Почти каждый день передаем корреспонденции и хронику борьбы на реке. Всего не печатают, конечно, потому что активно наступает и наш сосед справа — Маршал Советского Союза Г. К. Жуков, принявший командование Первым Белорусским фронтом. И на других участках победное продвижение. Однако все же передавать приходится каждый день, ибо редакция по-прежнему очень интересуется делами нашего фронта.

Из тех небольших участков на прибрежной пойме за рекой, на одном из которых погиб Белых, вырос теперь громадный заречный плацдарм, на который стянута большая масса войск и боевой техники. Но за всем тем я все-таки не забываю слов покойного Белых о летчике Покрышкине, который стал одной из легенд нашего фронта. Он дважды Герой Советского Союза, полковник, и гвардейское соединение истребителей, которым он командует, творит над Вислой чудеса.

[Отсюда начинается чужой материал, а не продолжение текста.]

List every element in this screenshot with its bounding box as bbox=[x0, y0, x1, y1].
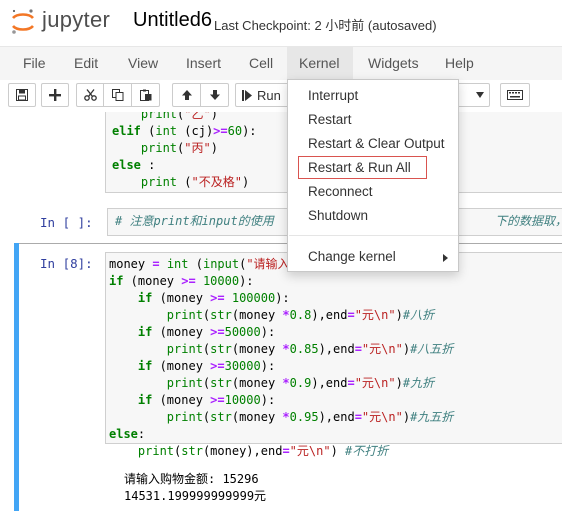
cell-3-output: 请输入购物金额: 15296 14531.199999999999元 bbox=[124, 471, 266, 505]
code-line: print(str(money *0.95),end="元\n")#九五折 bbox=[166, 410, 454, 424]
cut-button[interactable] bbox=[76, 83, 104, 107]
move-up-button[interactable] bbox=[172, 83, 201, 107]
code-comment-tail: 下的数据取，不用 bbox=[495, 214, 562, 228]
code-line: print("乙") bbox=[140, 112, 218, 121]
code-line: if (money >=10000): bbox=[137, 393, 276, 407]
code-line: elif (int (cj)>=60): bbox=[112, 124, 257, 138]
code-line: else : bbox=[112, 158, 156, 172]
caret-right-icon bbox=[443, 254, 448, 262]
code-line: money = int (input("请输入 bbox=[109, 257, 290, 271]
menu-file[interactable]: File bbox=[12, 47, 57, 81]
code-cell-2-source: # 注意print和input的使用 bbox=[115, 213, 274, 230]
menu-item-reconnect[interactable]: Reconnect bbox=[288, 181, 458, 203]
save-button[interactable] bbox=[8, 83, 36, 107]
menu-item-change-kernel[interactable]: Change kernel bbox=[288, 246, 458, 268]
command-palette-button[interactable] bbox=[500, 83, 530, 107]
menu-item-restart-clear-output[interactable]: Restart & Clear Output bbox=[288, 133, 458, 155]
menu-item-shutdown[interactable]: Shutdown bbox=[288, 205, 458, 227]
code-line: else: bbox=[109, 427, 146, 441]
menu-kernel[interactable]: Kernel bbox=[287, 47, 353, 81]
insert-cell-button[interactable] bbox=[41, 83, 69, 107]
jupyter-brand[interactable]: jupyter bbox=[42, 7, 110, 33]
save-icon bbox=[16, 89, 28, 101]
step-forward-icon bbox=[242, 89, 252, 101]
menu-edit[interactable]: Edit bbox=[63, 47, 109, 81]
menu-item-restart-run-all[interactable]: Restart & Run All bbox=[288, 157, 458, 179]
code-line: if (money >=30000): bbox=[137, 359, 276, 373]
code-line: print(str(money *0.8),end="元\n")#八折 bbox=[166, 308, 435, 322]
code-line: print ("不及格") bbox=[140, 175, 250, 189]
arrow-down-icon bbox=[209, 90, 220, 100]
copy-button[interactable] bbox=[103, 83, 132, 107]
paste-button[interactable] bbox=[131, 83, 160, 107]
toolbar: Run bbox=[0, 80, 562, 112]
code-line: print("丙") bbox=[140, 141, 218, 155]
menu-divider bbox=[289, 235, 458, 236]
notebook-area: print("乙") elif (int (cj)>=60): print("丙… bbox=[0, 112, 562, 511]
paste-icon bbox=[139, 89, 151, 101]
code-cell-3-source: money = int (input("请输入 if (money >= 100… bbox=[109, 256, 453, 460]
checkpoint-status: Last Checkpoint: 2 小时前 (autosaved) bbox=[214, 18, 437, 33]
move-down-button[interactable] bbox=[200, 83, 229, 107]
code-comment: # 注意print和input的使用 bbox=[115, 214, 274, 228]
output-line: 请输入购物金额: 15296 bbox=[124, 472, 259, 486]
kernel-dropdown-menu: Interrupt Restart Restart & Clear Output… bbox=[287, 79, 459, 272]
menu-item-restart[interactable]: Restart bbox=[288, 109, 458, 131]
notebook-title[interactable]: Untitled6 bbox=[133, 9, 212, 32]
menubar: File Edit View Insert Cell Kernel Widget… bbox=[0, 46, 562, 82]
arrow-up-icon bbox=[181, 90, 192, 100]
menu-view[interactable]: View bbox=[117, 47, 169, 81]
keyboard-icon bbox=[507, 90, 523, 100]
menu-help[interactable]: Help bbox=[434, 47, 485, 81]
jupyter-logo-icon[interactable] bbox=[10, 7, 36, 37]
cell-3-prompt: In [8]: bbox=[40, 256, 93, 271]
code-line: print(str(money *0.85),end="元\n")#八五折 bbox=[166, 342, 454, 356]
code-line: if (money >= 10000): bbox=[109, 274, 254, 288]
caret-down-icon bbox=[476, 92, 484, 98]
cell-2-prompt: In [ ]: bbox=[40, 215, 93, 230]
selected-cell-bar bbox=[14, 243, 19, 511]
scissors-icon bbox=[83, 89, 97, 101]
code-cell-3[interactable]: money = int (input("请输入 if (money >= 100… bbox=[105, 252, 562, 458]
code-line: print(str(money *0.9),end="元\n")#九折 bbox=[166, 376, 435, 390]
menu-cell[interactable]: Cell bbox=[238, 47, 284, 81]
code-line: if (money >=50000): bbox=[137, 325, 276, 339]
menu-widgets[interactable]: Widgets bbox=[357, 47, 430, 81]
copy-icon bbox=[111, 89, 123, 101]
run-button[interactable]: Run bbox=[235, 83, 289, 107]
code-cell-1-source: print("乙") elif (int (cj)>=60): print("丙… bbox=[112, 112, 257, 191]
menu-item-interrupt[interactable]: Interrupt bbox=[288, 85, 458, 107]
plus-icon bbox=[49, 89, 61, 101]
code-line: print(str(money),end="元\n") #不打折 bbox=[137, 444, 389, 458]
menu-insert[interactable]: Insert bbox=[175, 47, 232, 81]
run-label: Run bbox=[257, 87, 281, 103]
code-line: if (money >= 100000): bbox=[137, 291, 290, 305]
code-cell-2-source-tail: 下的数据取，不用 bbox=[495, 213, 562, 230]
header: jupyter Untitled6 Last Checkpoint: 2 小时前… bbox=[0, 0, 562, 46]
output-line: 14531.199999999999元 bbox=[124, 489, 267, 503]
cell-type-select[interactable] bbox=[455, 83, 490, 107]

Близится День авиации. Попросив двух Александров — Шабанова и Навозова — передать сегодня от моего имени в мою редакцию оперативную «сосульку», я отправился в дивизию Покрышкина. Кстати, она и дислоцируется недалеко от места, где был совершен первый бросок за Вислу. Так что дорога знакома.

Давненько не бывал я у летчиков, хотя очень люблю этот род войск. И первое, что меня поразило, когда я [44] прибыл к гвардейцам-истребителям, это какая-то редкая в дни бурных передвижений войск четкость, с которой здесь были размещены все штабные службы. Всюду чистота, порядок. Здороваясь, козыряют друг другу с отменной тщательностью, на контрольных постах въедливо проверяют документы. В военторговской столовой отлично кормят, но без аттестата ничего не дают, что для нас не было большой бедой, так как в утробе нашей «пегашки» в неведомом мне уголке всегда хранится некий неприкосновенный запасец. Поэтому строгость в расходовании продовольственных ресурсов, приведшая Петровича в негодование, мне даже понравилась: порядок есть порядок, а устав есть устав.

Знаменитый комдив оказался высоким, плотным, очень подтянутым человеком, собранным, немногословным и даже, я бы сказал, замкнутым. Сказал, что для беседы может отвести не больше часа, что через час он должен быть на взлетной площадке.

— Полетите сами?

— Не знаю. Может быть. Смотря по обстоятельствам. Почему вас это интересует?

— Слышал, что вы сами выводите свои группы в особенно ответственные полеты.

— Вывожу. Командир должен показывать пример.

— Вот и хочется посмотреть ваш летний почерк.

— Бесполезно. Мы стараемся, чтобы все летали хорошо и отлично. Номер самолета с земли не увидишь, а, как вы выражаетесь, по почерку, что ли, вы меня не отличите.

— Ну, а ваш лозунг: высота, маневр, огонь? Его ведь и в других частях применяют.

Вот тут, как мне кажется, и удалось растопить ледок невозмутимого спокойствия у этого замкнутого человека, который был на пять лет моложе меня. Вскоре я понял, что он не только великолепный практик, но и теоретик современного воздушного боя, что формула его, ставшая широко известной в частях воздушной армии генерала С. Л. Красовского, не просто красивая фраза, а своего рода научный вывод, построенный на множестве наблюдении, на боевом опыте.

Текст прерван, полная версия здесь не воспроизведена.